Report Puts Spotlight On Decline of Media Freedom in the US
America is an increasingly hostile environment for journalists, according to a new report.
An survey on journalists’ working conditions published by the Reporters Committee for Freedom of the Press (RCPF) identifies a number of flashpoints in 2020 that contributed to a difficult media environment, not least the police treatment of Black Lives Matter protests across the country.
These, said the authors, saw a “startling extent of police violence against journalists”. Harassment, violence, arrest and exposure to pepper spray were among the obstacles faced by journalists trying to report on events.
RCFP recorded 438 attacks, and 129 arrests in 2020 – more than 11 and 15 times the number for the previous year. The group said that law enforcement was responsible for 80 percent of attacks on journalists.
“It's the trickle-down effect of years of verbal attacks on the press,” Sarah Matthews, RCPF Senior Staff Attorney told Blueprint for Free Speech, pointing the finger especially at former president Donald Trump for calling reporters “enemies of the people.”

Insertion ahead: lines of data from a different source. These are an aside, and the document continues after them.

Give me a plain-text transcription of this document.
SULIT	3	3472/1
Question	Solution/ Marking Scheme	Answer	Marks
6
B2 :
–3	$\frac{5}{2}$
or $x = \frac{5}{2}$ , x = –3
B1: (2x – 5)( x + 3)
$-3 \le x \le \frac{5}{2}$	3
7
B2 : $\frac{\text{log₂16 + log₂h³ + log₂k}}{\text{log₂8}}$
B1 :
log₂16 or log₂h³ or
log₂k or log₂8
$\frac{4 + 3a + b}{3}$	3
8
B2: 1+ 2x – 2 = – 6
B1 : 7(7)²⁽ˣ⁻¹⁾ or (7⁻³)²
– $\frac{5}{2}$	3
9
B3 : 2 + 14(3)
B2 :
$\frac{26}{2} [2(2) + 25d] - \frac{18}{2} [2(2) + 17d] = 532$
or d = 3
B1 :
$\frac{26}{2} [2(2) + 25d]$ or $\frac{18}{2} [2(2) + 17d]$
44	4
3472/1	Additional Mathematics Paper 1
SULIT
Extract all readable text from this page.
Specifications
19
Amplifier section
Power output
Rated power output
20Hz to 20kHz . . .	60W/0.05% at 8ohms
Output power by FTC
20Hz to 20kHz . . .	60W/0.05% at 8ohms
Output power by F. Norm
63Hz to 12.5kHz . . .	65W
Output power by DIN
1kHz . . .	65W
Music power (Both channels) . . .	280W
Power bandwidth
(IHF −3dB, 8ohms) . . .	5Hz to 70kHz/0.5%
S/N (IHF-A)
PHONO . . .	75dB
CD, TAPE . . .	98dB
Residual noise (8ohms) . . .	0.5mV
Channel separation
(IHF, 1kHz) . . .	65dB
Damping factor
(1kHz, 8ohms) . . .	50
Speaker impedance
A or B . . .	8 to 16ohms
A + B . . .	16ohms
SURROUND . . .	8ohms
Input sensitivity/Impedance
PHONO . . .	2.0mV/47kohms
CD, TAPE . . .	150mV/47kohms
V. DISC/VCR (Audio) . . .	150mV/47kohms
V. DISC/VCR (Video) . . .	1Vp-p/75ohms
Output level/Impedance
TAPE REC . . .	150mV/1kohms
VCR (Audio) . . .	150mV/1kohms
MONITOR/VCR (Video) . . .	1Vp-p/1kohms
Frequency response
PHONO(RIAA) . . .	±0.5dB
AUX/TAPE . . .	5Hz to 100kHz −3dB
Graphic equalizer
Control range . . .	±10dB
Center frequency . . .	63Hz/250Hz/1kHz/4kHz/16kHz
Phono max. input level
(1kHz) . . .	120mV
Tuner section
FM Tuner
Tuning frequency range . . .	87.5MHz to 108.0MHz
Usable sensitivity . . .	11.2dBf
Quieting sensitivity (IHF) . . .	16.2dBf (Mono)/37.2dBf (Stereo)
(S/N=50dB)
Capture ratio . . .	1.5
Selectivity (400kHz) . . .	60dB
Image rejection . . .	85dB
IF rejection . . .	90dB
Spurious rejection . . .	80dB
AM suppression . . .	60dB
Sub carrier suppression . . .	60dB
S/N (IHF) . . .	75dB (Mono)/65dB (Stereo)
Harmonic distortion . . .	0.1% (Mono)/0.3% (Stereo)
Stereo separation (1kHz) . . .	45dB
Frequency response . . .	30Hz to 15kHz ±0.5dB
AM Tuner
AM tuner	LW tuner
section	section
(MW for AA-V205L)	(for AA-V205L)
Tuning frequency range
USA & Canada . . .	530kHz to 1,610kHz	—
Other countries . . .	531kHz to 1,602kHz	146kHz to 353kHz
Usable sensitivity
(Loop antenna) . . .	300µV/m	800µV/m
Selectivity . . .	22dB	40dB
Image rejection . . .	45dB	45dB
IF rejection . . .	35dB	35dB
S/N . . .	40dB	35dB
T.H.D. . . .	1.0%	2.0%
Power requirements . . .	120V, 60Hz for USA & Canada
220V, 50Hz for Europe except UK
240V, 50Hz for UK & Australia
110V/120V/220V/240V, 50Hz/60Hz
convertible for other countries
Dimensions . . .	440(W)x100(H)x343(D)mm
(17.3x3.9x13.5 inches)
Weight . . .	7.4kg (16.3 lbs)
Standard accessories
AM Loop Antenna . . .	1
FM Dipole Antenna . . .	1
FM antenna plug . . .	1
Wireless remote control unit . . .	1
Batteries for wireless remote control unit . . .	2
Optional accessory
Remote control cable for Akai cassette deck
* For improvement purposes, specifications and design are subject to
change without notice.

“It just ramped up every year as he tweeted more attacks on the press,” she said, turning not just his supporters against journalists and press freedom, but law enforcement too.
“The most dangerous place for a journalist has been at a protest … it used to be that journalists were not targeted, you had your press credential and the police respected that and protesters weren't attacking you and there was a sense of respect for the media,” she said.
Two Los Angeles Times journalists, Molly Hennessy-Fiske and Pulitzer Prize-winning photographer Carolyn Cole were among those affected by police actions. While covering the protests in Minnesota, the two claim that state troopers trapped them against a wall and struck them with blunt projectiles, tear gas and chemical spray - despite them having identified themselves as media workers. Cole suffered a corneal abrasion and chemical burns on her eye and skin.
The journalists have now filed a case in court. In a separate case, Minnesota’s ACLU has filed a class-action suit claiming local enforcement has essentially put the media “under attack” by ignoring press credentials.
Andrew Noel, one of the attorneys representing Henessy-Fiske and Cole said they and other reporters were targeted by State Police. “It's beyond shocking to see how the First and Fourth Amendments were tossed aside by the State Troopers in this case…
“The militarization of police has also played a role. You are seeing police using equipment designed for combat … body armor and even flash grenades and rubber bullets. Having those tools readily available means they are used.”
BEATING THE MESSENGER
Spotlight, the film that won the 2016 Academy Award for Best Picture, memorably portrayed the Boston Globe investigative team that uncovered pedophile priests being protected by the powerful Catholic Church.
Ben Bradlee, Jr. who oversaw the team, told Blueprint how much the scene has changed in the 20 years since the story was revealed with old-school legwork and refusal to back down to powerful interests.
“I'm quite pessimistic because of the divided state of the country and our inability to even agree on what a fact is anymore. There is no Walter Cronkite anymore, no one trusted source of news. With 500 channels, the demise of newspapers, and the flourishing of social media, everyone does their own reality shopping,” he said.
“On another Spotlight today, the big national papers still do excellent investigative reporting, but for most of the smaller, regional papers who have been killed by the Internet and lost so many reporters, there is less and less of it, and that is troubling,” he said.
Josh Singer, co-writer of the Spotlight script, said they wanted to portray the value of what journalists do, feeling it was receding.
“The motive was to tell the story accurately while showing the power of the newsroom, something that's largely disappeared today. This story is important. Journalism is important, and there is a deeper message in the story,” he told Creative Screenwriting.
In Iowa, police used the charge of failure to disperse in arresting Des Moines Register journalist Andrea Sarhouri while she was covering a Black Lives Matter protest in 2020, which troubled her newspaper and media organizations.
In March, she was acquitted but RCFP Executive Director Bruce Brown said that, “Law enforcement should never have arrested Andrea Sahouri in the first place simply for doing her job as a reporter, and the decision to move forward with her prosecution flies in the face of the First Amendment," further endangering reporters.
Matthews said, “We have historically been the bastion for press freedom, the home of the First Amendment the beacon for the rest of the world. We have played the role as a model for free press rights and this is really troubling because we're seeing real and serious attacks,” driven by rage and hate.
Katherine Jacobsen, US Researcher for The Committee to Protect Journalists, told Blueprint the organization is worried “about the ways that disinformation and fiery anti-media rhetoric that demonizes the press translates into safety concerns for journalists when they are reporting”.
“Distrust in the media, increased political polarization and an increasingly militarized police force have made the reporting environment more fraught and led to increased safety concerns for journalists in the USA,” she added.
What's equally troubling, she said, is that: “When law enforcement officials are not held to account for arresting or assaulting the press, this sends a message to the public that media freedom is not a priority. Police should be protecting and facilitating journalists’ important work, not arresting and attacking them”.